Depending on their condition, adults can use their health insurance benefits for orthodontic procedures. They usually cannot receive health coverage for orthodontic treatments, if they want them for cosmetic reasons, such as a “nicer smile to improve appearance…” (Haney 2018b). However, adults can get health coverage for braces if they are medically necessary to “[prevent], [diagnose], or [treat] an injury, disease, or symptoms” (Haney 2018b). Some of these injuries or diseases may include “Non-biting accidents that affect the positioning of your [adults’] teeth in the mouth,” “Temporomandibular Joint Disorders (TMJ or TMD) requiring bite adjustments,” and “Sleep apnea when crooked teeth restrict or block airflow” (Haney 2018b). Though, some health insurance policies may not cover braces treating TMJ because “the treatment is controversial. Braces for TMJ do not work very well and often cause the problem to worsen. There is no clear benefit to the patient” (Haney 2018c). People need help from their orthodontist or medical doctor “to prove that your [patients’] desired orthodontic procedure is medically necessary” (Hirby). Adults could also pay more for their health insurance policy by “add[ing] comprehensive dental coverage” in order to receive benefits for orthodontic procedures (Hirby). Sometimes, their employer’s medical insurance may have benefits for orthodontic procedures (“How Does Orthodontic Insurance Work?”).

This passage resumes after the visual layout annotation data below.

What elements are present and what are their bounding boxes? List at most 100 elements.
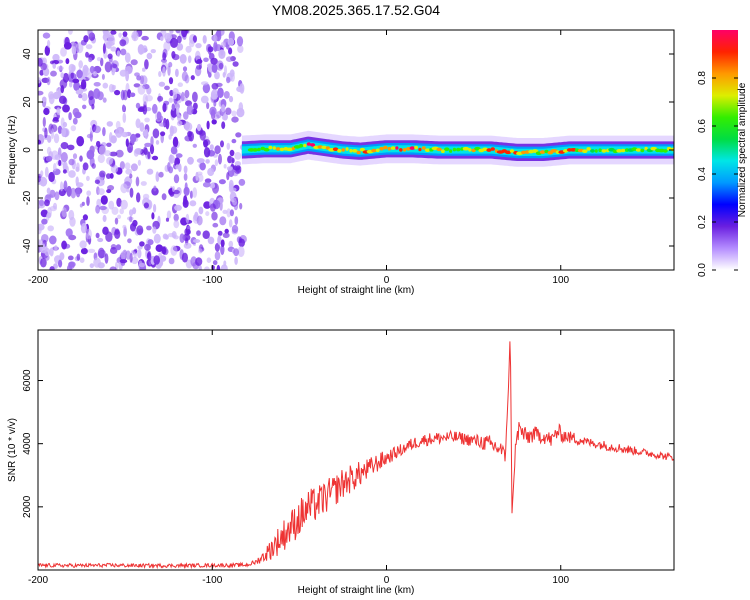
noise-blob xyxy=(226,208,231,218)
noise-blob xyxy=(147,239,154,246)
x-tick-label: 0 xyxy=(384,575,390,586)
noise-blob xyxy=(196,158,205,164)
noise-blob xyxy=(170,146,178,155)
noise-blob xyxy=(211,119,217,125)
snr-xlabel: Height of straight line (km) xyxy=(298,585,415,596)
noise-blob xyxy=(177,82,183,87)
snr-background xyxy=(38,330,674,570)
y-tick-label: 20 xyxy=(22,96,33,108)
noise-blob xyxy=(158,171,164,178)
noise-blob xyxy=(135,133,141,138)
noise-blob xyxy=(119,259,128,264)
noise-blob xyxy=(136,225,144,236)
noise-blob xyxy=(198,206,204,215)
noise-blob xyxy=(56,65,64,71)
noise-blob xyxy=(150,49,156,54)
noise-blob xyxy=(60,47,67,57)
noise-blob xyxy=(76,162,80,170)
noise-blob xyxy=(234,152,242,160)
noise-blob xyxy=(78,93,83,99)
noise-blob xyxy=(213,34,218,43)
noise-blob xyxy=(58,188,66,197)
noise-blob xyxy=(162,52,167,61)
signal-peak xyxy=(486,148,492,152)
noise-blob xyxy=(52,117,59,122)
noise-blob xyxy=(186,104,194,115)
noise-blob xyxy=(105,40,112,49)
noise-blob xyxy=(203,147,211,158)
noise-blob xyxy=(133,30,137,41)
noise-blob xyxy=(114,228,120,235)
noise-blob xyxy=(100,195,108,205)
noise-blob xyxy=(182,66,188,72)
noise-blob xyxy=(122,89,128,101)
noise-blob xyxy=(174,204,182,211)
noise-blob xyxy=(76,69,83,79)
noise-blob xyxy=(130,133,137,143)
noise-blob xyxy=(221,104,226,113)
noise-blob xyxy=(74,111,82,119)
noise-blob xyxy=(68,112,72,121)
noise-blob xyxy=(91,163,96,169)
signal-peak xyxy=(456,147,461,152)
signal-peak xyxy=(337,148,342,153)
noise-blob xyxy=(129,173,133,179)
noise-blob xyxy=(85,51,89,58)
noise-blob xyxy=(218,153,222,165)
noise-blob xyxy=(146,225,152,231)
noise-blob xyxy=(62,169,67,174)
x-tick-label: 100 xyxy=(552,275,569,286)
noise-blob xyxy=(189,157,194,162)
noise-blob xyxy=(178,163,182,173)
noise-blob xyxy=(87,30,93,38)
snr-panel: -200 -100 0 100 2000 4000 6000 Height of strai… xyxy=(7,329,675,596)
noise-blob xyxy=(221,121,226,129)
noise-blob xyxy=(232,61,239,67)
noise-blob xyxy=(171,51,176,59)
noise-blob xyxy=(137,159,141,166)
signal-peak xyxy=(279,147,285,152)
noise-blob xyxy=(68,209,75,221)
noise-blob xyxy=(157,95,164,102)
noise-blob xyxy=(161,193,167,201)
noise-blob xyxy=(86,149,95,160)
noise-blob xyxy=(152,128,160,139)
noise-blob xyxy=(85,228,92,240)
signal-peak xyxy=(449,149,453,153)
noise-blob xyxy=(216,30,225,37)
signal-peak xyxy=(359,147,365,152)
noise-blob xyxy=(147,151,151,160)
spectrogram-ylabel: Frequency (Hz) xyxy=(7,116,18,185)
noise-blob xyxy=(234,256,238,265)
noise-blob xyxy=(57,125,63,134)
noise-blob xyxy=(219,216,227,226)
noise-blob xyxy=(192,187,198,198)
noise-blob xyxy=(117,214,122,219)
noise-blob xyxy=(183,173,188,181)
noise-blob xyxy=(220,244,225,255)
noise-blob xyxy=(214,145,221,155)
noise-blob xyxy=(185,213,190,224)
noise-blob xyxy=(62,72,70,83)
noise-blob xyxy=(207,167,215,177)
noise-blob xyxy=(104,61,112,73)
noise-blob xyxy=(39,69,44,76)
noise-blob xyxy=(76,253,81,261)
colorbar-tick-label: 0.0 xyxy=(697,263,708,277)
signal-peak xyxy=(582,149,588,153)
noise-region xyxy=(38,30,247,270)
noise-blob xyxy=(231,224,239,234)
signal-peak xyxy=(452,147,457,152)
noise-blob xyxy=(60,117,65,128)
noise-blob xyxy=(50,128,55,140)
noise-blob xyxy=(151,155,159,161)
noise-blob xyxy=(217,87,224,99)
noise-blob xyxy=(68,261,76,268)
noise-blob xyxy=(233,248,240,257)
noise-blob xyxy=(135,176,140,187)
noise-blob xyxy=(144,142,152,147)
noise-blob xyxy=(198,265,202,270)
noise-blob xyxy=(103,30,111,37)
noise-blob xyxy=(152,226,157,234)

Adults can also utilize Medicaid coverage for orthodontic procedures. However, the dentist must prove that the braces are “medically necessary” for adults (“Does Medicaid Pay For Braces?”; Haney 2018a). Consequently, people should collaborate with their dental provider “to develop a narrative documenting why the treatment relates to an accident or disease” (Haney 2018a). Adults could receive Medicaid coverage if they need braces treating conditions, such as “an accidental injury, TMJ, or sleep apnea” (Haney 2018a). In Oregon and Washington, D.C., if adults want orthodontic procedures for cosmetic reasons, they could receive Medicaid coverage, but “The orthodontist will have to demonstrate a ‘handicapping malocclusion’ according to the local rules” (Haney 2018b). Unfortunately, few orthodontists accept Medicaid due to “the strict qualifying criteria and low reimbursement rates. In addition, the long treatment periods cause billing and collections issues” (Haney 2018b). Also, the lifetime maximum may affect the amount of Medicaid coverage for braces (“How Much Do Braces Cost?”).
With the help of their dental provider, adults can prove that their medical condition justifies their need for braces in order to receive coverage from health insurance and Medicaid. Consequently, adults can pay for their orthodontic procedures more easily.